Это был человек огромного роста. Всего 10-12 сантиметров ему не хватало до двух метров. Лучший портрет Хемингуэя на палубе его яхты Пилар. Голый до пояса, он глядит прямо на солнце. Его губ едва касается легкая улыбка. В ней и в его глазах и радость жизни, и горечь жестоких утрат, великолепная вера в свою звезду и звезды всего человечества. Это живое воплощение воли, силы и мужества.

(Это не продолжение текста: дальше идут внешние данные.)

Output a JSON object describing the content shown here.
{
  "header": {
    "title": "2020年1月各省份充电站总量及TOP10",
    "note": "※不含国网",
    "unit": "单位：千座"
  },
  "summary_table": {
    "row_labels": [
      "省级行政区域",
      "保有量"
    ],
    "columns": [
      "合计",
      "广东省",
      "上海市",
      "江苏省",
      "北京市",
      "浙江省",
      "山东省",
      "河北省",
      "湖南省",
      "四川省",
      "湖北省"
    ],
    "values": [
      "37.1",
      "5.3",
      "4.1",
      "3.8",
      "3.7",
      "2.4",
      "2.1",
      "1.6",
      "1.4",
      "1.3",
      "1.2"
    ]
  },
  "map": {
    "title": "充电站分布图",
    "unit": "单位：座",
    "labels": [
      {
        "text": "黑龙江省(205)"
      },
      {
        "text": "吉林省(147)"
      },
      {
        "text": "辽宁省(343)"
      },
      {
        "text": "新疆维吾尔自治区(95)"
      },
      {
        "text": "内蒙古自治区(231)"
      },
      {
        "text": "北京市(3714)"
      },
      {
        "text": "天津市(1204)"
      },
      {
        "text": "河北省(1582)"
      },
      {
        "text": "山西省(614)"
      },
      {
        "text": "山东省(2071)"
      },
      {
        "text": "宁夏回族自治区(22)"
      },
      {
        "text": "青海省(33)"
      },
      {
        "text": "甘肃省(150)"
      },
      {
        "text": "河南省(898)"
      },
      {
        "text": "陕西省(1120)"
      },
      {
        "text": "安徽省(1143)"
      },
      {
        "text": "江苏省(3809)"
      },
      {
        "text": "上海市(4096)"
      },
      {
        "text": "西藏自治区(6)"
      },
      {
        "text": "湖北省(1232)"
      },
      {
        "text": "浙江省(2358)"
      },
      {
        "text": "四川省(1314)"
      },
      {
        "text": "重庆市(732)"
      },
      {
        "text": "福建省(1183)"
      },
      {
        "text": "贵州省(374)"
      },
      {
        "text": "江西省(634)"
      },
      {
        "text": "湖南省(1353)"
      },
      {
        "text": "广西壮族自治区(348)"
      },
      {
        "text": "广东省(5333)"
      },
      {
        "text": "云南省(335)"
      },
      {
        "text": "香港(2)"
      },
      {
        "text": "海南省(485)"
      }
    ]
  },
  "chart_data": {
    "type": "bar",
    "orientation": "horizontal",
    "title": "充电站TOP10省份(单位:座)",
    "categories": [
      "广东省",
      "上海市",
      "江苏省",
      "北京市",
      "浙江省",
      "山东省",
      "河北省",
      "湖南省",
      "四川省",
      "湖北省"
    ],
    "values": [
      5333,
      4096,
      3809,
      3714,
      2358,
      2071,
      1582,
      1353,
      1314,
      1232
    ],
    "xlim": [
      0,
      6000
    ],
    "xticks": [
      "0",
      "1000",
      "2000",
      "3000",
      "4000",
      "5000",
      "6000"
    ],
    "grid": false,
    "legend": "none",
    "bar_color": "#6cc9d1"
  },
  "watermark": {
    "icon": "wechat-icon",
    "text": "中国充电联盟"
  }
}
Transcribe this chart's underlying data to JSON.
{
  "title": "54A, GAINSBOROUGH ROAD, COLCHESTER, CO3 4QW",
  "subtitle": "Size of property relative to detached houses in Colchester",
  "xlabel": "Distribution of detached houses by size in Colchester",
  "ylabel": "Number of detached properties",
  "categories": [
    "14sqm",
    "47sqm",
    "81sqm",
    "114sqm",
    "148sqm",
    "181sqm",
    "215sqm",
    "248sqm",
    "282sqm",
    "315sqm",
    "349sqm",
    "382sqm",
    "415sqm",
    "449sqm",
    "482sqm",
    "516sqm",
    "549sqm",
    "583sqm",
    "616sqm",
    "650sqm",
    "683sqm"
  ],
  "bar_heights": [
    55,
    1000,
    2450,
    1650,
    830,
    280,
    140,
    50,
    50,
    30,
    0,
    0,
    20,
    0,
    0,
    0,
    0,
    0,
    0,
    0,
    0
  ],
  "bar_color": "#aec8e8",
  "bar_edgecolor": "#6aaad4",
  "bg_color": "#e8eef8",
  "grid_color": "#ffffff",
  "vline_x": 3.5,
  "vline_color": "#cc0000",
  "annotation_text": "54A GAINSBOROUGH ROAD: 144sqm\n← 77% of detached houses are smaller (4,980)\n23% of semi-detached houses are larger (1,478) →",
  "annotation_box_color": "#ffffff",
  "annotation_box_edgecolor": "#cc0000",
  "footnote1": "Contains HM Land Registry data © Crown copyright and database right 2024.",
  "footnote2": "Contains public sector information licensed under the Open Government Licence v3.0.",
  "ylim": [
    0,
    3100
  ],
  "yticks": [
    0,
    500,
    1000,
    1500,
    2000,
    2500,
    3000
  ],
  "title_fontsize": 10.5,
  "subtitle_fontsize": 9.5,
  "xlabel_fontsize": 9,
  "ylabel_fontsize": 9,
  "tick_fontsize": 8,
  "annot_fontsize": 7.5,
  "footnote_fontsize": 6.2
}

Его жизнь была жизнью настоящего мужчины. Он любил сафари, большую охоту на крупного зверя, носорогов, буйволов, львов. Он любил рыбную ловлю, но не в тенистых илистых ручьях и прозрачных реках, а ловлю большой рыбы в нестерпимо синем потоке Гольфстрима. Его сферой был бой быков и дружба с матадорами. Его миром – вся природа с бесконечными переливами зеленого, синего, коричневого и желтого цветов, мир, населенный людьми, которых он так любил. И другим его миром была война. Нет, он не любил войну, он ее ненавидел, как ненавидел и презирал смерть. Но он считал, что если в мире где-то идет битва за человека, он должен сражаться. Смерть была владычицей его приватного ада. Впервые он встретился с ней лицом к лицу, когда мальчишкой, репортером канадской газеты, обязан был присутствовать при повешеньи преступников. В Италии, во время Первой мировой войны, будучи прикомандирован к итальянской армии, он в первый же день по приезде в Милан попал на военный завод, где утром произошел сильнейший взрыв. А в Риме команда, в которой оказался Хемингуэй, целый день собирала трупы с длинными волосами, которые еще недавно были женщинами-работницами. Потом пришла очередь собирать отдельные части тел. Он добросовестно выбирал куски из колючей проволоки, окружавшей территорию завода, и снимал их с ограды. Ему показалось поразительным то, что человеческое тело разрывается на части не по анатомическим линиям, а разбивается на куски причудливой формы, похожие на осколки бризантных снарядов.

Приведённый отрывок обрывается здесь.